Jakarta, Berita Nusantara 89. Kementerian Keuangan melaporkan bahwa utang Indonesia, dalam hal ini pemerintah pusat hingga Juni 2025 telah mencapai Rp 9.138,05 triliun. Menanggapi hal ini, Menteri Keuangan Purbaya Yudhi Sadewa menegaskan bahwa angka tersebut masih dalam batas aman dan pengelolaannya secara hati-hati.
Menurut Purbaya, yang menjadi tolok ukur bukan sekadar nominal utang, melainkan rasio utang terhadap Produk Domestik Bruto (PDB). Ia menyebut bahwa posisi utang pemerintah — saat ini berada di kisaran 39,86 persen dari PDB. Angka ini masih jauh di bawah ambang batas maksimal 60 persen sebagaimana dalam Undang-Undang Keuangan Negara.
“Rasio berada di bawah ambang aman standar domestik maupun internasional.
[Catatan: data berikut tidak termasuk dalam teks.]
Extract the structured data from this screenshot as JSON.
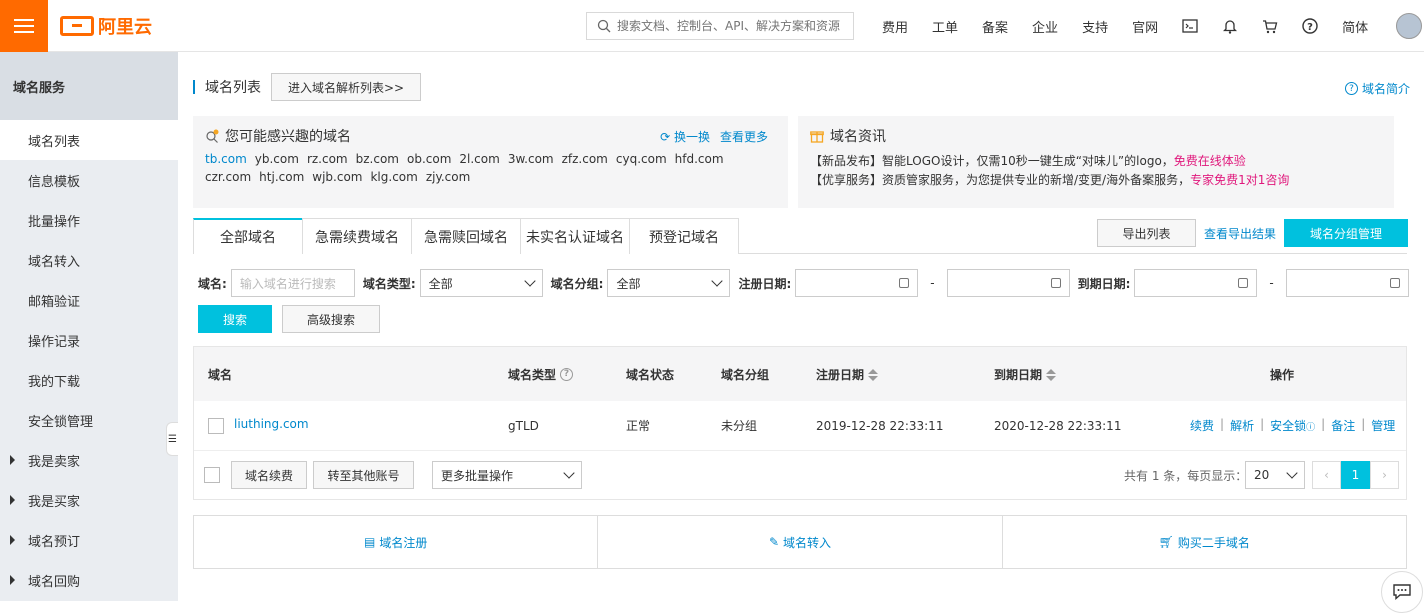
{
  "header": {
    "logo_text": "阿里云",
    "search_placeholder": "搜索文档、控制台、API、解决方案和资源",
    "nav": [
      "费用",
      "工单",
      "备案",
      "企业",
      "支持",
      "官网"
    ],
    "lang": "简体",
    "icons": [
      "terminal-icon",
      "bell-icon",
      "cart-icon",
      "help-icon"
    ]
  },
  "sidebar": {
    "title": "域名服务",
    "items": [
      {
        "label": "域名列表",
        "active": true
      },
      {
        "label": "信息模板"
      },
      {
        "label": "批量操作"
      },
      {
        "label": "域名转入"
      },
      {
        "label": "邮箱验证"
      },
      {
        "label": "操作记录"
      },
      {
        "label": "我的下载"
      },
      {
        "label": "安全锁管理"
      },
      {
        "label": "我是卖家",
        "expandable": true
      },
      {
        "label": "我是买家",
        "expandable": true
      },
      {
        "label": "域名预订",
        "expandable": true
      },
      {
        "label": "域名回购",
        "expandable": true
      }
    ]
  },
  "page": {
    "title": "域名列表",
    "goto_dns_button": "进入域名解析列表>>",
    "intro_link": "域名简介"
  },
  "suggest": {
    "title": "您可能感兴趣的域名",
    "refresh": "换一换",
    "more": "查看更多",
    "domains": [
      "tb.com",
      "yb.com",
      "rz.com",
      "bz.com",
      "ob.com",
      "2l.com",
      "3w.com",
      "zfz.com",
      "cyq.com",
      "hfd.com",
      "czr.com",
      "htj.com",
      "wjb.com",
      "klg.com",
      "zjy.com"
    ]
  },
  "news": {
    "title": "域名资讯",
    "line1_prefix": "【新品发布】智能LOGO设计，仅需10秒一键生成“对味儿”的logo，",
    "line1_link": "免费在线体验",
    "line2_prefix": "【优享服务】资质管家服务，为您提供专业的新增/变更/海外备案服务，",
    "line2_link": "专家免费1对1咨询"
  },
  "tabs": [
    "全部域名",
    "急需续费域名",
    "急需赎回域名",
    "未实名认证域名",
    "预登记域名"
  ],
  "tab_actions": {
    "export": "导出列表",
    "view_export": "查看导出结果",
    "group_manage": "域名分组管理"
  },
  "filters": {
    "domain_label": "域名:",
    "domain_placeholder": "输入域名进行搜索",
    "type_label": "域名类型:",
    "type_value": "全部",
    "group_label": "域名分组:",
    "group_value": "全部",
    "reg_date_label": "注册日期:",
    "exp_date_label": "到期日期:",
    "dash": "-",
    "search_btn": "搜索",
    "advanced_btn": "高级搜索"
  },
  "table": {
    "headers": {
      "domain": "域名",
      "type": "域名类型",
      "status": "域名状态",
      "group": "域名分组",
      "reg_date": "注册日期",
      "exp_date": "到期日期",
      "ops": "操作"
    },
    "rows": [
      {
        "domain": "liuthing.com",
        "type": "gTLD",
        "status": "正常",
        "group": "未分组",
        "reg_date": "2019-12-28 22:33:11",
        "exp_date": "2020-12-28 22:33:11",
        "ops": [
          "续费",
          "解析",
          "安全锁",
          "备注",
          "管理"
        ]
      }
    ],
    "footer": {
      "renew_btn": "域名续费",
      "transfer_btn": "转至其他账号",
      "batch_select": "更多批量操作",
      "total_text": "共有 1 条，每页显示：",
      "page_size": "20",
      "current_page": "1"
    }
  },
  "bottom_actions": [
    "域名注册",
    "域名转入",
    "购买二手域名"
  ],
  "colors": {
    "brand": "#ff6a00",
    "primary": "#00c1de",
    "link": "#0088cc",
    "highlight": "#e0187c"
  }
}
Utang tidak boleh hanya dari angka besar saja,” ujar Purbaya saat Media Gathering APBN di Bogor, (10/10/2025).
Ia menambahkan bahwa untuk menjaga kesehatan fiskal, pemerintah akan membatasi penerbitan utang baru dan mendorong efisiensi dalam belanja negara. Jika pun terpaksa berutang, Purbaya menegaskan harus menggunakannya secara optimal dan bebas kebocoran.
Komposisi Utang Indonesia
Di sisi lain, Direktur Jenderal Pengelolaan Pembiayaan dan Risiko Kementerian Keuangan mencatat bahwa utang pemerintah per Juni 2025 terdiri dari dua elemen utama: pinjaman senilai sekitar Rp 1.157,18 triliun dan surat berharga negara (SBN) sebesar Rp 7.980,87 triliun.
Adapun dari komposisi pinjaman, sektor utang luar negeri mendominasi, sedangkan utang dalam negeri relatif lebih kecil. Sementara itu, SBN berdenominasi rupiah masih memimpin dalam portofolio surat berharga negara, kemudian penerbitan dalam mata uang asing.
Beberapa pengamat ekonomi menyebut bahwa posisi utang Indonesia masih moderat berbandinng sejumlah negara tetangga. Sebagai ilustrasi, rasio utang terhadap PDB di Malaysia dan Thailand mencapai 60-an persen, sedangkan di India bahkan lebih tinggi.
Meski demikian, sejumlah kalangan tetap mengingatkan agar pemerintah tidak lengah. Tantangan pengelolaan utang ke depan antara lain menjaga suku bunga agar tidak terlalu membebani anggaran. Kemudian memastikan proyek yang dengan utang menghasilkan manfaat, serta melakukan pengawasan ketat agar penggunaan dana tidak memicu defisit struktural lebih besar.
Beberapa pihak menilai bahwa penekanan pemerintah pada efisiensi belanja dan pengurangan utang baru menjadi langkah strategis untuk menjaga kepercayaan pasar dan investor. Kebijakan yang bijak serta komunikasi publik yang penting agar masyarakat tidak terlena oleh angka utang absolut yang terlihat besar.
Tantangan lainnya adalah menjaga pertumbuhan ekonomi agar tetap positif dan stabil, sehingga basis PDB terus berkembang dan rasio utang terhadap PDB bisa menekan lebih rendah lagi. Jika ekonomi melaju kuat, beban utang relatif terhadap ukuran ekonomi akan makin aman.
Dengan posisi utang yang kini boleh besar secara nominal, pemerintah mesti memastikan bahwa strategi fiskal, kebijakan moneter, dan regulasi pendukung lainnya berjalan sinergis. Nyaman atau tidaknya utang bukan oleh angka tunggal, melainkan oleh kredibilitas pengelolaan keuangan negara secara menyeluruh.